Document Type: Original


1 Department of Audiology, School of Rehabilitation Sciences, Iran University of Medical Sciences, Tehran, Iran.

2 Rehabilitation Research Center, School of Rehabilitation Sciences, Iran University of Medical Sciences, Tehran, Iran.

3 Department of Otorhinolaryngology, School of Medicine, Tehran University of Medical Science, Tehran, Iran.

4 Assistant Professor, School of Dramatic Arts and Music, Tehran University, Tehran, Iran.

5 Department of Biostatistics, School of Management and Medical Information Science, Iran University of Medical Sciences, Tehran, Iran.


Children with cochlear implants (CIs) may experience few opportunities for positive musical experiences, and musical perception is therefore often not sufficiently developed.

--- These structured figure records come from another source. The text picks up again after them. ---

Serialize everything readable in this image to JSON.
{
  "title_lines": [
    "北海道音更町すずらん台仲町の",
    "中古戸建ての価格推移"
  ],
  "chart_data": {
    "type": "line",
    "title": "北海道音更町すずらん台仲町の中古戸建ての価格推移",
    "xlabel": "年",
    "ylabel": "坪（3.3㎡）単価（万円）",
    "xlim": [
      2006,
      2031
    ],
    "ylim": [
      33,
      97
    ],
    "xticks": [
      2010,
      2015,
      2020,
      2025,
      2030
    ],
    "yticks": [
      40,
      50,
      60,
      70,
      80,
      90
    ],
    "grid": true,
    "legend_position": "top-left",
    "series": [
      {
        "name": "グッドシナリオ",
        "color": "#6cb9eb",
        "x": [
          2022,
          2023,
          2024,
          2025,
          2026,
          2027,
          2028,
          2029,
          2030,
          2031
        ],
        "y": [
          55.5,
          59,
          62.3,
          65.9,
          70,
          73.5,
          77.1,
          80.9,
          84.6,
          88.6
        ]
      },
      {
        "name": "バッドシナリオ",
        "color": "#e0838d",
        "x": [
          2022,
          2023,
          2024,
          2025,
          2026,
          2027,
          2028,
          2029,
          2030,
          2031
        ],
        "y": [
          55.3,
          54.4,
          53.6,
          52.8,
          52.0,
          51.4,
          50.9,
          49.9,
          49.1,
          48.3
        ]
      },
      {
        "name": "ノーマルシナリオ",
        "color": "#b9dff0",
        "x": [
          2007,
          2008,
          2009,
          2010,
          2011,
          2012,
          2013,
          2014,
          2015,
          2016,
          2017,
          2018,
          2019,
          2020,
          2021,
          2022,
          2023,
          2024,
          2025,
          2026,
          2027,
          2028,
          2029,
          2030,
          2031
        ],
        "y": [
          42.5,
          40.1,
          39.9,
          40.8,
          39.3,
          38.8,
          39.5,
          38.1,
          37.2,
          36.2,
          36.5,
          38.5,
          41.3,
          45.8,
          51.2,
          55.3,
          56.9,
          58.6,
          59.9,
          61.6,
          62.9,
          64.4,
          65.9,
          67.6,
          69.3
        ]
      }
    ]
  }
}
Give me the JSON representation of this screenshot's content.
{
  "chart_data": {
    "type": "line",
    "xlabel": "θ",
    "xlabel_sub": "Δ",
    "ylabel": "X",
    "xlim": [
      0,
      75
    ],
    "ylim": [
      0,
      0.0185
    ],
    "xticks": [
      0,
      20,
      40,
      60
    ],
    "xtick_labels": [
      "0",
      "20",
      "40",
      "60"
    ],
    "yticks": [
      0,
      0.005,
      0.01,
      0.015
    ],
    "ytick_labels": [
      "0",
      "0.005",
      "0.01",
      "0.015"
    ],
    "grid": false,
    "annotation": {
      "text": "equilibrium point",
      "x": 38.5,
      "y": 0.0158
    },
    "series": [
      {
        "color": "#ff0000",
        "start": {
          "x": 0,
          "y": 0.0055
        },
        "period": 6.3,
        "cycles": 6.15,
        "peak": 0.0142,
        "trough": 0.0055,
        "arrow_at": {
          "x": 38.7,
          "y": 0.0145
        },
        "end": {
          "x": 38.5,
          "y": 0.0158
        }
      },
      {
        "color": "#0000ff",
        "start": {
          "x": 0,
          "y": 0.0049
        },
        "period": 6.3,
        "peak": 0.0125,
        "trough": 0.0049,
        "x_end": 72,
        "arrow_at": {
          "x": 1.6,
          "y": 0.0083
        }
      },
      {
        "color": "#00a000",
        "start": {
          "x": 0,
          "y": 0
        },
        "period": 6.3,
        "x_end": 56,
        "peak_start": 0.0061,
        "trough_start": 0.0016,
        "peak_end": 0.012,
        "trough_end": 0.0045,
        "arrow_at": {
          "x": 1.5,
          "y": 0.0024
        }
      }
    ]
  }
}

This paper investigates and discusses the relationship between intelligence quotient (IQ) and musical ability in children with CIs compared with children with normal hearing.
Materials and Methods:
This was a comparative analytical study conducted in 48 children with unilateral CI and 48 normal-hearing children, 6–8 years of age, with ‘normal’ IQ and no formal music training. The average IQ score in the experimental and control groups were 105.41 and 106.31, respectively. No statistically significant differences were detected between Raven’s IQ scores in both groups. Data were collected by administering Raven's Colored Progressive Matrices IQ Tests and the Montreal Battery of Evaluation of Musical Abilities (MBEMA) Test, consisting of scale, contour, interval, rhythm, and memory sections.
Mean total MBEMA score in the experimental and control groups was 58.93 and 72.16 (out of 100), respectively. Significant differences were evident between scores of children with CIs in comparison with their normal-hearing peers (P≤0.001). A remarkable direct correlation between IQ and musical scores in both the control (r≥0.38) and experimental (r≥0.37) groups was observed.
IQ has a noticeable effect on music processing and facilitates the perception of various musical elements. With regard to the mutual relationship between IQ and musical skills, this study illustrates the advantage of determining music perception scores and highlights the importance of appropriate musical intervention in order to enhance auditory neural plasticity, especially in children with cochlear implantation.